Витька врал — разобраться в поворотах сетчатого рулона, изображавшего Вселенную в двухмерном облике, и причудах ветвистого дерева, изображавшего время, на которое нанизан рулон, мог только Лешка, что-то знал бывший бармен, в простоте души сварганивший гипотезу, а Фоменко был невеликим любителем электроники. Он больше промышлял в резиновых сапогах по всяким загадочным местам и добывал информацию.
Но назвать это беспардонным враньем тоже было невозможно — Витька полагал, что, добравшись до ноутбука, он выкопал бы текстовые файлы с донесениями Фоменко и со всякими историческими сведениями. Это добро в ноутбуке имелось — он сквозь дрему слышал, как Лешка грузил Машку странными историями.
— Во всяком случае, я бы уточнил кое-что насчет марсельской петли…
Это уже было почти правдой: о Марселе Витька краем уха слышал.
— Он мне говорил про Марсель, но я не знал, бредит он или это правда, — сказал Феликс. — Сам понимаешь — и раны инфицированные, и это… выпадение… Давай сдвинем лбы.
— Давай! — немедленно согласился Витька. — Про Марсель я знаю, что там был прокол между восемнадцатым и прошлым веком.
— С тех пор одну я, братцы, имею в жизни цель — ах, как бы наконец добраться в этот сказочный Марсель! — неожиданно пропел
Феликс. Трудно сказать, что больше поразило Витьку — мистическая уместность давней блатной песни, пасмурная рожа исполнителя или его залихватская удаль, которая сверкнула в куплете и тут же растаяла.
— А Лешка что говорил?
— Он вот что говорил: в Марселе есть петля, но она дрейфует.
— В море сдвинулась? — спросил, вспомнив гипотезу бывшего бармена, Витька.
— Черт ее знает. Он говорил: ему чуть ли не ты идею подсказал про дрейф во времени, и он уже пробовал ее посчитать…
— Ни хрена себе!
— Там на окраине есть старый парк. В пятидесятые годы какая-то студентка сидела там на скамейке и увидела совсем другой пейзаж.
— А белое пятно было? — показал свою хронопрокольную грамотность Витька.

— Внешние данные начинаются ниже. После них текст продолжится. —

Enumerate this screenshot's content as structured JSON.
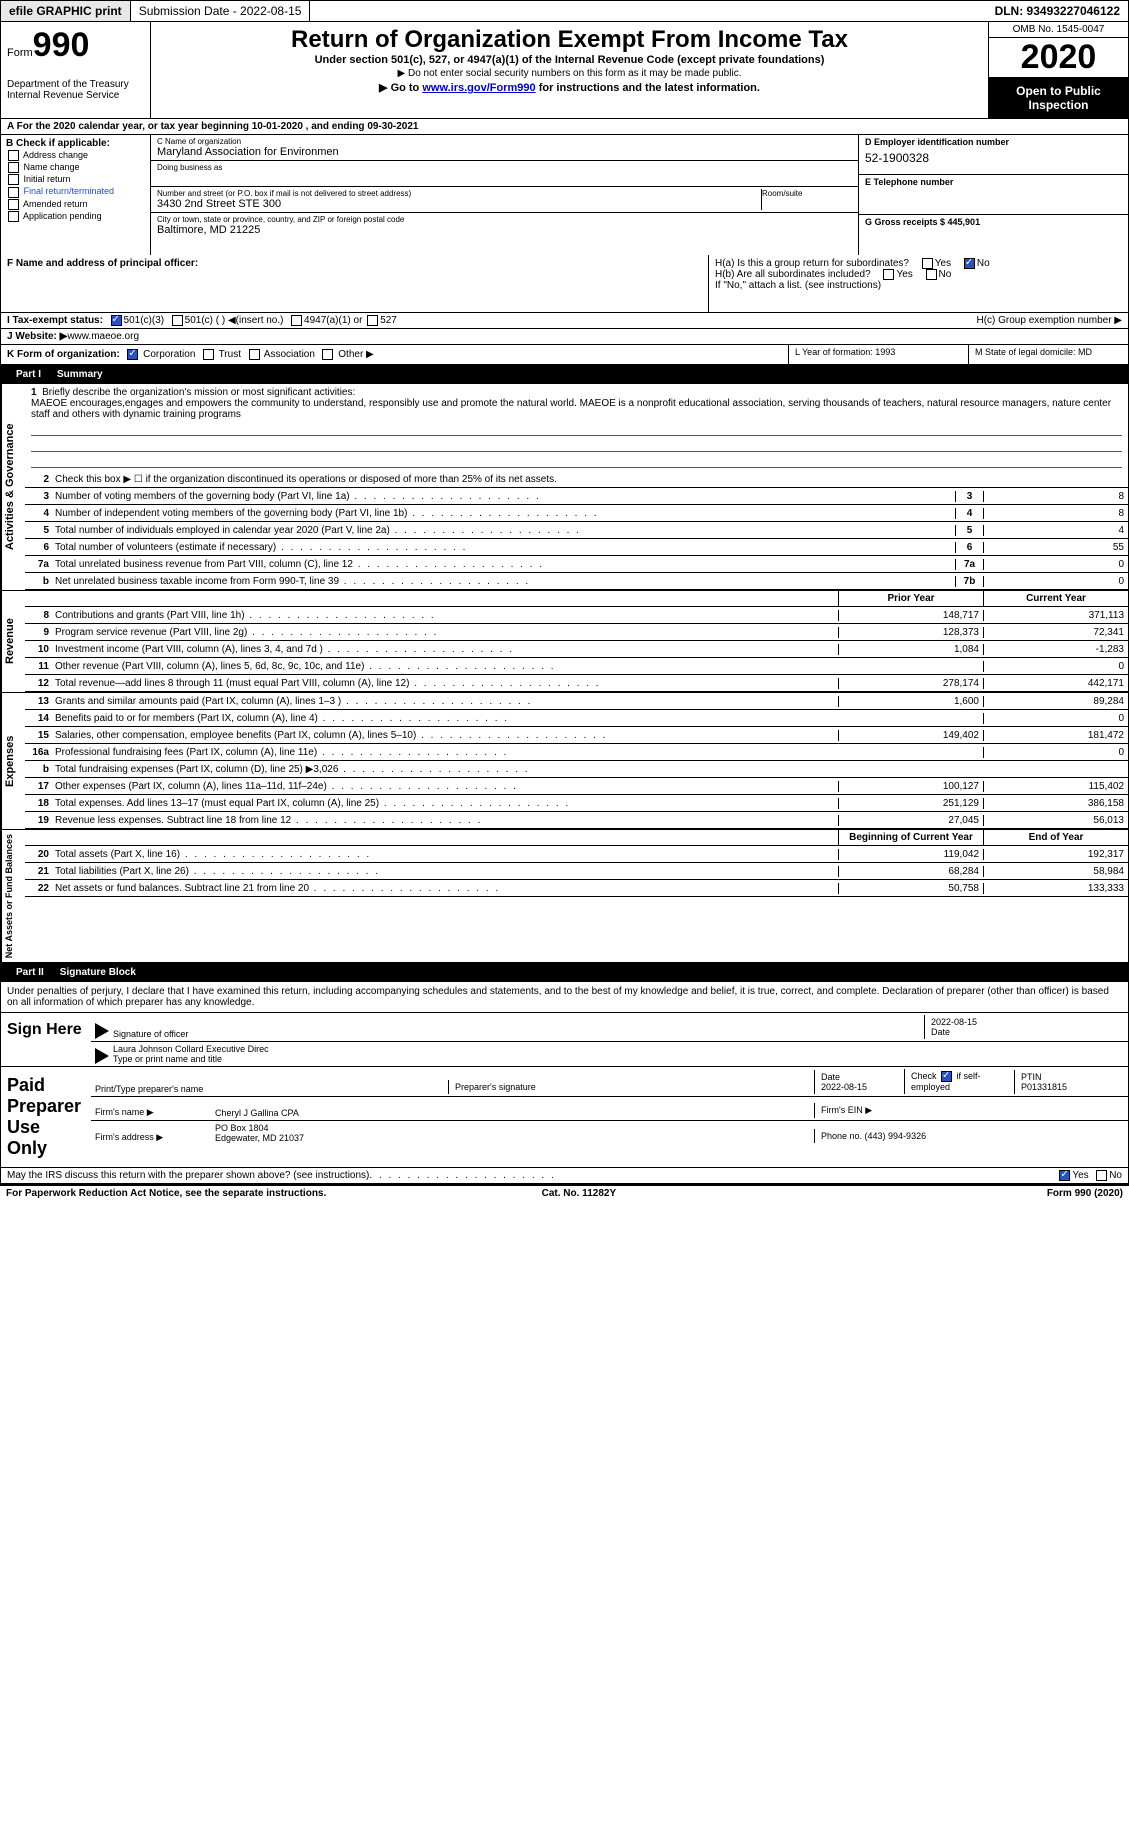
{
  "topbar": {
    "efile": "efile GRAPHIC print",
    "sub_label": "Submission Date - 2022-08-15",
    "dln": "DLN: 93493227046122"
  },
  "header": {
    "form_label": "Form",
    "form_num": "990",
    "dept": "Department of the Treasury\nInternal Revenue Service",
    "title": "Return of Organization Exempt From Income Tax",
    "sub1": "Under section 501(c), 527, or 4947(a)(1) of the Internal Revenue Code (except private foundations)",
    "sub2": "▶ Do not enter social security numbers on this form as it may be made public.",
    "sub3_pre": "▶ Go to ",
    "sub3_link": "www.irs.gov/Form990",
    "sub3_post": " for instructions and the latest information.",
    "omb": "OMB No. 1545-0047",
    "year": "2020",
    "open": "Open to Public Inspection"
  },
  "row_a": "A For the 2020 calendar year, or tax year beginning 10-01-2020    , and ending 09-30-2021",
  "section_b": {
    "hdr": "B Check if applicable:",
    "opts": [
      "Address change",
      "Name change",
      "Initial return",
      "Final return/terminated",
      "Amended return",
      "Application pending"
    ]
  },
  "section_c": {
    "name_lab": "C Name of organization",
    "name": "Maryland Association for Environmen",
    "dba_lab": "Doing business as",
    "dba": "",
    "addr_lab": "Number and street (or P.O. box if mail is not delivered to street address)",
    "room_lab": "Room/suite",
    "addr": "3430 2nd Street STE 300",
    "city_lab": "City or town, state or province, country, and ZIP or foreign postal code",
    "city": "Baltimore, MD  21225"
  },
  "section_d": {
    "lab": "D Employer identification number",
    "val": "52-1900328"
  },
  "section_e": {
    "lab": "E Telephone number",
    "val": ""
  },
  "section_g": {
    "lab": "G Gross receipts $ 445,901"
  },
  "section_f": {
    "lab": "F  Name and address of principal officer:"
  },
  "section_h": {
    "ha": "H(a)  Is this a group return for subordinates?",
    "hb": "H(b)  Are all subordinates included?",
    "hb2": "If \"No,\" attach a list. (see instructions)",
    "hc": "H(c)  Group exemption number ▶"
  },
  "row_i": {
    "label": "I  Tax-exempt status:",
    "o1": "501(c)(3)",
    "o2": "501(c) (  ) ◀(insert no.)",
    "o3": "4947(a)(1) or",
    "o4": "527"
  },
  "row_j": {
    "label": "J  Website: ▶",
    "val": " www.maeoe.org"
  },
  "row_k": {
    "label": "K Form of organization:",
    "o1": "Corporation",
    "o2": "Trust",
    "o3": "Association",
    "o4": "Other ▶"
  },
  "row_l": {
    "label": "L Year of formation: 1993"
  },
  "row_m": {
    "label": "M State of legal domicile: MD"
  },
  "part1": {
    "hdr": "Part I",
    "title": "Summary"
  },
  "mission": {
    "num": "1",
    "label": "Briefly describe the organization's mission or most significant activities:",
    "text": "MAEOE encourages,engages and empowers the community to understand, responsibly use and promote the natural world. MAEOE is a nonprofit educational association, serving thousands of teachers, natural resource managers, nature center staff and others with dynamic training programs"
  },
  "lines_gov": [
    {
      "n": "2",
      "d": "Check this box ▶ ☐ if the organization discontinued its operations or disposed of more than 25% of its net assets.",
      "b": "",
      "v": ""
    },
    {
      "n": "3",
      "d": "Number of voting members of the governing body (Part VI, line 1a)",
      "b": "3",
      "v": "8"
    },
    {
      "n": "4",
      "d": "Number of independent voting members of the governing body (Part VI, line 1b)",
      "b": "4",
      "v": "8"
    },
    {
      "n": "5",
      "d": "Total number of individuals employed in calendar year 2020 (Part V, line 2a)",
      "b": "5",
      "v": "4"
    },
    {
      "n": "6",
      "d": "Total number of volunteers (estimate if necessary)",
      "b": "6",
      "v": "55"
    },
    {
      "n": "7a",
      "d": "Total unrelated business revenue from Part VIII, column (C), line 12",
      "b": "7a",
      "v": "0"
    },
    {
      "n": "b",
      "d": "Net unrelated business taxable income from Form 990-T, line 39",
      "b": "7b",
      "v": "0"
    }
  ],
  "colhdr_rev": {
    "c1": "Prior Year",
    "c2": "Current Year"
  },
  "lines_rev": [
    {
      "n": "8",
      "d": "Contributions and grants (Part VIII, line 1h)",
      "v1": "148,717",
      "v2": "371,113"
    },
    {
      "n": "9",
      "d": "Program service revenue (Part VIII, line 2g)",
      "v1": "128,373",
      "v2": "72,341"
    },
    {
      "n": "10",
      "d": "Investment income (Part VIII, column (A), lines 3, 4, and 7d )",
      "v1": "1,084",
      "v2": "-1,283"
    },
    {
      "n": "11",
      "d": "Other revenue (Part VIII, column (A), lines 5, 6d, 8c, 9c, 10c, and 11e)",
      "v1": "",
      "v2": "0"
    },
    {
      "n": "12",
      "d": "Total revenue—add lines 8 through 11 (must equal Part VIII, column (A), line 12)",
      "v1": "278,174",
      "v2": "442,171"
    }
  ],
  "lines_exp": [
    {
      "n": "13",
      "d": "Grants and similar amounts paid (Part IX, column (A), lines 1–3 )",
      "v1": "1,600",
      "v2": "89,284"
    },
    {
      "n": "14",
      "d": "Benefits paid to or for members (Part IX, column (A), line 4)",
      "v1": "",
      "v2": "0"
    },
    {
      "n": "15",
      "d": "Salaries, other compensation, employee benefits (Part IX, column (A), lines 5–10)",
      "v1": "149,402",
      "v2": "181,472"
    },
    {
      "n": "16a",
      "d": "Professional fundraising fees (Part IX, column (A), line 11e)",
      "v1": "",
      "v2": "0"
    },
    {
      "n": "b",
      "d": "Total fundraising expenses (Part IX, column (D), line 25) ▶3,026",
      "v1": "shade",
      "v2": "shade"
    },
    {
      "n": "17",
      "d": "Other expenses (Part IX, column (A), lines 11a–11d, 11f–24e)",
      "v1": "100,127",
      "v2": "115,402"
    },
    {
      "n": "18",
      "d": "Total expenses. Add lines 13–17 (must equal Part IX, column (A), line 25)",
      "v1": "251,129",
      "v2": "386,158"
    },
    {
      "n": "19",
      "d": "Revenue less expenses. Subtract line 18 from line 12",
      "v1": "27,045",
      "v2": "56,013"
    }
  ],
  "colhdr_net": {
    "c1": "Beginning of Current Year",
    "c2": "End of Year"
  },
  "lines_net": [
    {
      "n": "20",
      "d": "Total assets (Part X, line 16)",
      "v1": "119,042",
      "v2": "192,317"
    },
    {
      "n": "21",
      "d": "Total liabilities (Part X, line 26)",
      "v1": "68,284",
      "v2": "58,984"
    },
    {
      "n": "22",
      "d": "Net assets or fund balances. Subtract line 21 from line 20",
      "v1": "50,758",
      "v2": "133,333"
    }
  ],
  "part2": {
    "hdr": "Part II",
    "title": "Signature Block"
  },
  "sig_decl": "Under penalties of perjury, I declare that I have examined this return, including accompanying schedules and statements, and to the best of my knowledge and belief, it is true, correct, and complete. Declaration of preparer (other than officer) is based on all information of which preparer has any knowledge.",
  "sign_here": "Sign Here",
  "sig_officer_lab": "Signature of officer",
  "sig_date": "2022-08-15",
  "sig_date_lab": "Date",
  "sig_name": "Laura Johnson Collard  Executive Direc",
  "sig_name_lab": "Type or print name and title",
  "paid_prep": "Paid Preparer Use Only",
  "prep": {
    "name_lab": "Print/Type preparer's name",
    "sig_lab": "Preparer's signature",
    "date_lab": "Date",
    "date": "2022-08-15",
    "check_lab": "Check ☑ if self-employed",
    "ptin_lab": "PTIN",
    "ptin": "P01331815",
    "firm_name_lab": "Firm's name    ▶",
    "firm_name": "Cheryl J Gallina CPA",
    "firm_ein_lab": "Firm's EIN ▶",
    "firm_addr_lab": "Firm's address ▶",
    "firm_addr1": "PO Box 1804",
    "firm_addr2": "Edgewater, MD  21037",
    "phone_lab": "Phone no. (443) 994-9326"
  },
  "may_irs": "May the IRS discuss this return with the preparer shown above? (see instructions)",
  "footer": {
    "l": "For Paperwork Reduction Act Notice, see the separate instructions.",
    "c": "Cat. No. 11282Y",
    "r": "Form 990 (2020)"
  },
  "side": {
    "gov": "Activities & Governance",
    "rev": "Revenue",
    "exp": "Expenses",
    "net": "Net Assets or Fund Balances"
  }
}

— У студентки спроси. Она видела похороны в восемнадцатом веке, и потому все подумали, что девочка переутомилась и заснула. Но потом выяснилось, что на месте парка действительно было кладбище. Кто-то нашелся, вроде твоих Фоменко с Вовчиком, стали разбираться. Они сообразили, что это петля — и знаешь, что сделали? Пошли рейдом по сумасшедшим домам.
— Их там не оставили как особо ценные экземпляры? — живо вспомнив действующую модель мироздания, осведомился Витька.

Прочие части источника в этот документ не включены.